This is an entry into our Games of Christmas series, examining games tied to our Christmases, both 2020 and prior, and the memories associated with them. Some of these are short form, some of them are long, but all are packed with nostalgia.
The Pokémon Kids Winter Fest is an online portal to play vaguely Pokémon inspired games within a winter wonderland, an opportunity for The Pokémon Company to expand its world, and how we interact with it, beyond battling.
There are no trainers in sight and along with them no gyms, no Team Rocket, no Professors, no people in general. This world, logically or not, is inhabited only by Pokémon, a mascot oriented affair that promotes the most iconic creatures like Pikachu and Lucario, the cute ones like Emolga and Cubone, and those with a passing connection to winter, be it the Santa inspired Delibird or the penguin Eiscue.
While by no means full minigames, these remind me of the halcyon days of playing Neopets, the pet simulator whose games were chock full of the eponymous creatures.
There’s a whack-a-mole style game that mixes in Diglett and Dugtrio while Stonjourner, Mammoswine, Toxapex and others alter the stage, causing distractors and obstructions. It’s a fun rapid-fire clicking game that can help shut your brain off for a few minutes; it’s a good challenge of dexterity for younger players.
Then there’s a Helicopter-inspired game, Relay Ridge, with infuriatingly large hit detection on the obstacles. Changing your partner Pokémon changes the monsters that will tag in at each checkpoint, a game that offers themes, in essence, and an opportunity to see more of the Pokémon, though the changes have little bearing on the numerous pitfalls, icicle spikes, or other hindrances on your journey.
Waterfall Crossing similarly allows you to swap out your Pokémon, but here the items you’re trying to bounce off the Pokémon across the river seem inconsequential, and they simply bounce off the Pokémon’s static silhouettes. Snorlax and Avalugg are easy mode while Hitmonchan and Toxtricity are hard mode; the former are relatively wide and flat, allowing for an easy control of the bounce, while the latter are odd shapes and eternally narrow, creating less manageable bounces.

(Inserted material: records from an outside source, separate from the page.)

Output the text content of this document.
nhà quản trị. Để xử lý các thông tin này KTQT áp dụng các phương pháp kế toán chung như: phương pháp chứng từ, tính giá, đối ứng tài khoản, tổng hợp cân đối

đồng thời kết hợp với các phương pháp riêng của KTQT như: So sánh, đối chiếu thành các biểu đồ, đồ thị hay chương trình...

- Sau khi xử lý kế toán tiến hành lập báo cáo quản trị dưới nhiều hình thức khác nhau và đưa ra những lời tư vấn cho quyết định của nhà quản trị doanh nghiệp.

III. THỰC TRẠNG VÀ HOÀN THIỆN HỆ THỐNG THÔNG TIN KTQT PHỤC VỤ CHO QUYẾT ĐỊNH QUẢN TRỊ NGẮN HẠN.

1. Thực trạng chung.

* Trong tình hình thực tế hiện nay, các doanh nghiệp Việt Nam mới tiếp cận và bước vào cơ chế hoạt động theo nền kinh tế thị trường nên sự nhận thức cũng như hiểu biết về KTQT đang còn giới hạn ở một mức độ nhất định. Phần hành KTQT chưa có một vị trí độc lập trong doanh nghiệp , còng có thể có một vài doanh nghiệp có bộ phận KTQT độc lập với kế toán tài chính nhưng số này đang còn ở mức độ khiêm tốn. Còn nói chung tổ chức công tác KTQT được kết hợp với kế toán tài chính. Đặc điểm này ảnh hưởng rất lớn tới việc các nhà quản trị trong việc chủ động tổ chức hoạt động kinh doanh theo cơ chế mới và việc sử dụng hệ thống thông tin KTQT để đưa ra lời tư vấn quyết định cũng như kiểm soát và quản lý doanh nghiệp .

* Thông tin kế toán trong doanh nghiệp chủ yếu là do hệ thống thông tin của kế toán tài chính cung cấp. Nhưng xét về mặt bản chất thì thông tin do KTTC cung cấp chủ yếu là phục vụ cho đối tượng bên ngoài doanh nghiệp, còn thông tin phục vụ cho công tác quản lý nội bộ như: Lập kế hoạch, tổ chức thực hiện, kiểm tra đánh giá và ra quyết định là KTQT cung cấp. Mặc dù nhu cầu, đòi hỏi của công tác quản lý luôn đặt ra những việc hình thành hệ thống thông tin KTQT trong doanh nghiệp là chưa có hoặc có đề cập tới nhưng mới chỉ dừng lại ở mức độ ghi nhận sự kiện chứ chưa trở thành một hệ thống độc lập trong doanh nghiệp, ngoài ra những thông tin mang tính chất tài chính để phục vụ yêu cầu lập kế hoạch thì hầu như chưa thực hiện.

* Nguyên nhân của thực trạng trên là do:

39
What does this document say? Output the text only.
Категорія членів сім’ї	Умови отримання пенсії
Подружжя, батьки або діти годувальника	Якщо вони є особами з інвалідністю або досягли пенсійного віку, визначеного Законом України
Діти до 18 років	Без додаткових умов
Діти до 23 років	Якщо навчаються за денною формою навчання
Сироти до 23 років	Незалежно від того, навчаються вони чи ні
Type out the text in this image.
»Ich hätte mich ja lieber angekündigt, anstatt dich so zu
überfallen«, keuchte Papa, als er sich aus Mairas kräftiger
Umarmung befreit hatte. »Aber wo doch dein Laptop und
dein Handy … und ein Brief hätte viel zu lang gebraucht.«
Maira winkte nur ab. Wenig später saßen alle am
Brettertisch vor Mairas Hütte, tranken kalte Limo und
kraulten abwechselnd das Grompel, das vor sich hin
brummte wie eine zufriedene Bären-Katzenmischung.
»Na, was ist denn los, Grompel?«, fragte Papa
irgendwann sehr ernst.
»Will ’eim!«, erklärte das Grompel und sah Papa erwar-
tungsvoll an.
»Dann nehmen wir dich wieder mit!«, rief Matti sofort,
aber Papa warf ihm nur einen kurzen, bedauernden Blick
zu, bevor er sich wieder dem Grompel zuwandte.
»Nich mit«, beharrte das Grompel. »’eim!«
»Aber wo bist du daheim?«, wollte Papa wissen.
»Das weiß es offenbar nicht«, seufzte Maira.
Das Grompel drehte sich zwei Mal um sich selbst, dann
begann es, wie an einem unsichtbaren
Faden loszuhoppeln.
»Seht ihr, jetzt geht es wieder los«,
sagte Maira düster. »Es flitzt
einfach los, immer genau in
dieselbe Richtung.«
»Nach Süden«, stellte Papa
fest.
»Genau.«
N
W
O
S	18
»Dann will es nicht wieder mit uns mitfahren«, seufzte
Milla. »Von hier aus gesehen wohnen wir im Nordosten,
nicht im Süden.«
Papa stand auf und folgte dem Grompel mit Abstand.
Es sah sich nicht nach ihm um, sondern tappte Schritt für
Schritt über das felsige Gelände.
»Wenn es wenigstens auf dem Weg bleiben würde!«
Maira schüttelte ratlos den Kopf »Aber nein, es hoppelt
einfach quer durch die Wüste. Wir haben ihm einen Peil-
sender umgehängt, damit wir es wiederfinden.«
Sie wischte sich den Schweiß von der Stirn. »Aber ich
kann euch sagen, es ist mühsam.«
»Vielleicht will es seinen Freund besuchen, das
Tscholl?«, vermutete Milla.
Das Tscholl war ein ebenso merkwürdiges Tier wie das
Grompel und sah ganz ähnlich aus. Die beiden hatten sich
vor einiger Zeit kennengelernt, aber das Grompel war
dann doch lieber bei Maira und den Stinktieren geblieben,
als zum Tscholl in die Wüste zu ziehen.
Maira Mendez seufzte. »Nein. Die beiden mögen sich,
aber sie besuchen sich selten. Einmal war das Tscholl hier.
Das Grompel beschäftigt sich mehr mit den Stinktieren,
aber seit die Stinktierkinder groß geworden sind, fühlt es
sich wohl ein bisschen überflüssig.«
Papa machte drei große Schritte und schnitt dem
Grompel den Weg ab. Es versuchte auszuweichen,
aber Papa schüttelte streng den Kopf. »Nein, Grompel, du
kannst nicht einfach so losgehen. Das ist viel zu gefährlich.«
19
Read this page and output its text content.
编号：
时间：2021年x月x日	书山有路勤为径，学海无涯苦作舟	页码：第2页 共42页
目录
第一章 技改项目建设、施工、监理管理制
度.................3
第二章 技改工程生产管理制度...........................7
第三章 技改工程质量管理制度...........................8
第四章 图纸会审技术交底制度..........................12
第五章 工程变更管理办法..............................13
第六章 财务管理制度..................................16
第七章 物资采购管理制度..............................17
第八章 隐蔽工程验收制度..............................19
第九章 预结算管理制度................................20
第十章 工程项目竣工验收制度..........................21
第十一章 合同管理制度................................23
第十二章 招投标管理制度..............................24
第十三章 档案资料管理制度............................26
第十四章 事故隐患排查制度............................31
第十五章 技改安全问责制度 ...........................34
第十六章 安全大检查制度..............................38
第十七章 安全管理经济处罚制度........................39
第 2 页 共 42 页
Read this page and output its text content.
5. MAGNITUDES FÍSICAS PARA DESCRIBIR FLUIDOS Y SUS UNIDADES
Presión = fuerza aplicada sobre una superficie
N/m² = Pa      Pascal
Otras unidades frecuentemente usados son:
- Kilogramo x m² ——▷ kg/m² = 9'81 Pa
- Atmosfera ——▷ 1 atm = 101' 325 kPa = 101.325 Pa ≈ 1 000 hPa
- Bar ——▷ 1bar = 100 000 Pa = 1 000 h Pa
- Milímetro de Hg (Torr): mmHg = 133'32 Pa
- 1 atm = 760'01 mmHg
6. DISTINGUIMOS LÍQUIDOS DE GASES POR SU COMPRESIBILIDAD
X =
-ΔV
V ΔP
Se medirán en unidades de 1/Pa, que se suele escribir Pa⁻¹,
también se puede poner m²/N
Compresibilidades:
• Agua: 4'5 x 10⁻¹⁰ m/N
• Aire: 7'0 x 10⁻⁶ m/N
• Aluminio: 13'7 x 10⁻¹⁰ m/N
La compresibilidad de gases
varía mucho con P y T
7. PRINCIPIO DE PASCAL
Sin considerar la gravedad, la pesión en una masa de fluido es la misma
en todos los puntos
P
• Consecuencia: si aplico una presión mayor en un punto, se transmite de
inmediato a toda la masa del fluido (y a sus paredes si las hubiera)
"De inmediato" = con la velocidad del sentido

There’s a token smashing mode ala Super Smash Bros. for 3DS’ StreetSmash, a matching game with several difficulties that scale based on your Pokemon expertise, a scene creator that re-uses the game’s assets to allow you to make winter-themed settings, and, cribbed directly from Neopets, a wheel that gives you various bonuses daily.
None of this on its own is particularly compelling but I’ve found myself returning sporadically throughout the month for a few minutes a day. The collector’s compulsion to collect every single Pokémon is on full display here.
Every game you play rewards berries and Pokeball themed pouches that contain “badges” of each Pokémon. Early on in the month, earning a Pokémon might have unlocked a character for the above games sooner, but all are now unlocked. The need to collect each and every one is a powerful allure for Pokémon fans, though, and you’ll amass a horde of badges in no time; my first day I collected 15% of the badges in short order, scratching the itch and firing neurons in my brain that probably shouldn’t be fired for a web portal aimed at young kids. Daily rewards, a shared ecosystem with your randomly assigned team, and achievement hunting are all here.
This is an experience that’s wholly aimed at the youngest trainers in your household and in that sense it’s a successful, if somewhat basic, enterprise. There’s little depth to anything–the most rewarding component for Pokémon masters will be the matching game, and even that is somewhat fleeting–but it’s another opportunity to share Pokémon with the next generation in an open, accessible, safe, and free way.
If you loved Neopets for the games and interacting with the pets this might be a way to recapture that magic, or share it with your kids, without the need for setting up an account or introducing a whole new world. The Pokémon universe is rich enough, the creatures iconic enough, and the stakes low, that this limited time experience might be worth a look.
Pokémon Kids Winter Fest runs through January 3rd. A basic account is required tied to a screen name, though no data is collected beyond your browser’s cookies.